There is clearly no place for washing old men and cleaning old ladies according to the selfie definition of selfhood; although there may be a place for me (and my narcissistic sense of selfhood) next to the old codgers when they are photographed trying to blow out the candles, preferably a hundred of them, on their birthday cakes.
Seen in this light, a care worker slapping an elderly woman is the barbaric realisation of today’s culture of narcissism. The terrible irony is that being inhuman to the elderly conforms to the emerging definition of what it means to be human: manifesto ergo sum – I show myself, I upload myself; therefore I am.
It is fitting, then, that the latest residential care scandal involves a care home in Braintree, Essex, better known as the home base of the reality tv show, The Only Way Is Essex (TOWIE). In TOWIE, a cast of photogenic people play themselves in a series of semi-scripted scenes. Of course everyone knows that ‘reality tv’ is largely artificial. But no more so than our real lives are supposed to be, according to the current definition of what it means to be human.

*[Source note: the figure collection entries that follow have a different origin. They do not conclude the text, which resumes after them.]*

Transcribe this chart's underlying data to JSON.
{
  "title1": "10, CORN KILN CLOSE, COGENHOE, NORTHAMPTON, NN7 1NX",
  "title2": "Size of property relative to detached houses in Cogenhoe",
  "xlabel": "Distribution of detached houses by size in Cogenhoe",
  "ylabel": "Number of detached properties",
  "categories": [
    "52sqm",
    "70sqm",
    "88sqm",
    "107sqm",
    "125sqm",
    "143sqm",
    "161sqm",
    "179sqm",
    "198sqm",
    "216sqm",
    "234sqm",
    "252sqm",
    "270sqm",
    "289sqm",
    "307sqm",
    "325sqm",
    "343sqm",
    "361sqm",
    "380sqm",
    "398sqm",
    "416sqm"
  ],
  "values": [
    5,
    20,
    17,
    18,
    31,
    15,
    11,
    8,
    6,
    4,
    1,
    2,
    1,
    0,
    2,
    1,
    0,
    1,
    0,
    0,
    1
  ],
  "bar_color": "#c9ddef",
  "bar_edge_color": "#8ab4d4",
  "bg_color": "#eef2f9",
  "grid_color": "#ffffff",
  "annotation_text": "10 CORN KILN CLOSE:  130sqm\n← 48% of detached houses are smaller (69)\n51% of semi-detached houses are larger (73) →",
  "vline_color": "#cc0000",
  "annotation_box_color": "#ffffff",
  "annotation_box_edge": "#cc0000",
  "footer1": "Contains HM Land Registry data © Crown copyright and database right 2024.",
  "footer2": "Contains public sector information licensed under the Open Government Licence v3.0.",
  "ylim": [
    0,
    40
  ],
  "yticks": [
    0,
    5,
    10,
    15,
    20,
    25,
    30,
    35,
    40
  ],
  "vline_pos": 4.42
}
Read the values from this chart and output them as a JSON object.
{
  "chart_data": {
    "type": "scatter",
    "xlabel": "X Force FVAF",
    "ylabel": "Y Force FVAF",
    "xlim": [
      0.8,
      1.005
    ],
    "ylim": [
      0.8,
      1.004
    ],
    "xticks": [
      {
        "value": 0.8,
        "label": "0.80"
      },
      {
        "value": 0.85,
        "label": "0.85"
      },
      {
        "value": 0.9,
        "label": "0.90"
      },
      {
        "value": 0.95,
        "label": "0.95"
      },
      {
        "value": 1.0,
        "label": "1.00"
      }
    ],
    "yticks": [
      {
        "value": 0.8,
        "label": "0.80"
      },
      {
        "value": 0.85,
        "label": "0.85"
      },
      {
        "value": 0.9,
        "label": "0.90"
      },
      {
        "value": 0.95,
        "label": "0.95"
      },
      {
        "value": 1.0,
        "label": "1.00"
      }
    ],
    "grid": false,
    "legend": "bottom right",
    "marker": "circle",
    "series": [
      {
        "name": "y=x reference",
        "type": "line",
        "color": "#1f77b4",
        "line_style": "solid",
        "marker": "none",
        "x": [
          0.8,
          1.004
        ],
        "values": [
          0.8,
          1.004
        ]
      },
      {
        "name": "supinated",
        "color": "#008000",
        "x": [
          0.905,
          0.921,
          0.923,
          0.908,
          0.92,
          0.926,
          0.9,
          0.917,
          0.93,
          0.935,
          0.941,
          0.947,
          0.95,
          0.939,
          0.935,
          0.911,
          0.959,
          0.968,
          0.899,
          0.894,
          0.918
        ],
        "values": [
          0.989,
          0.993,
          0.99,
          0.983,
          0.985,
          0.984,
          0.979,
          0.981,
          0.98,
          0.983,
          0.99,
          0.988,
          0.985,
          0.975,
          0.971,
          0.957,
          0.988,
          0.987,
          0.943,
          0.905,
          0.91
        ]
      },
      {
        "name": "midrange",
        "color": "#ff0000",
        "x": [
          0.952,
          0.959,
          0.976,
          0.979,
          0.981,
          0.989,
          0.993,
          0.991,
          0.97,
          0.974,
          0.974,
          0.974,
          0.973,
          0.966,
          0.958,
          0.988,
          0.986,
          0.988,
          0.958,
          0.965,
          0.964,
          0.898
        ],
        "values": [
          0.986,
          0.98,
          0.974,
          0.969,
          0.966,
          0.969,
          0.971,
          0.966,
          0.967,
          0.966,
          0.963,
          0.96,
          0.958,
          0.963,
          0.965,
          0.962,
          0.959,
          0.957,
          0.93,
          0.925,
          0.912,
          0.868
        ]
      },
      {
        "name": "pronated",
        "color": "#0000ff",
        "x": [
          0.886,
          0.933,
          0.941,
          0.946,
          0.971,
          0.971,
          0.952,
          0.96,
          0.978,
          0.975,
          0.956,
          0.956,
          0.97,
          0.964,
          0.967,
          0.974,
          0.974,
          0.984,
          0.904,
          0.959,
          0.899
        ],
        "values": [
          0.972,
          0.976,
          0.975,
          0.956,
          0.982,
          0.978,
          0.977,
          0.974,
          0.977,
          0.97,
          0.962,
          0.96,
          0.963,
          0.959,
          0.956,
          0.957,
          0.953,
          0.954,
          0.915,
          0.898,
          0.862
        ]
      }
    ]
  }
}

On a day-to-day basis, if you do not accomplish anything which is up-loadable, which is comparable and compatible with the kind of actions and facial expressions on show in shows such as TOWIE, then, according to today’s definition, you are not living the life of a human being; you have failed to meet the minimum requirements of being human; you are not so very much more than a piece of meat.
Of course this is a grossly fetishised interpretation of our common humanity; there is no room for the terrible mess of contradictions that we really are, which being human really is. In particular, it cannot encompass the continuous contradiction of growing old and feeble, of slipping inexorably away from what we were in our prime, yet not going gently into that good night (pace Dylan Thomas, whose 100 candles would have been lit this October).
The fetish deals only in icons and their antithesis: the iconic version of self – the selfie, versus that which prevents me from living in the iconic world of selfies, e.g. my job cleaning up after the elderly. Ironically, this is the iconography which the Old Deanery website is still trying to ingratiate itself with (‘a unique concept for senior living in beautiful surroundings’). In a further irony, even the Shock! Horror! response to elder abuse accords with the flattening out of our contradictory humanity into a set of up-loadable icons. Here the horrified response becomes the inverted image of the horrifying events which prompted it; in their current appearance, both of them are equally one-dimensional.
More disclaimers: I am not claiming that TOWIE made them do it; rather that TOWIE reflects a culture disposed towards a particularly narrow, fetishised definition ofhumanity. I am not absolving the guilty parties of individual responsibility for their actions. Again, I am trying to account for the disposition to behave in this way, which is not the same thing as explaining why some people give in to this disposition while most others succeed in resisting it.

For myself, as someone trying to live by a spirit of inquiry rather than the culture of narcissism, I see it as my responsibility to arrive at a more humane account of the current, historically specific iteration of man’s inhumanity to man; hence today’s extended version of the News of the World.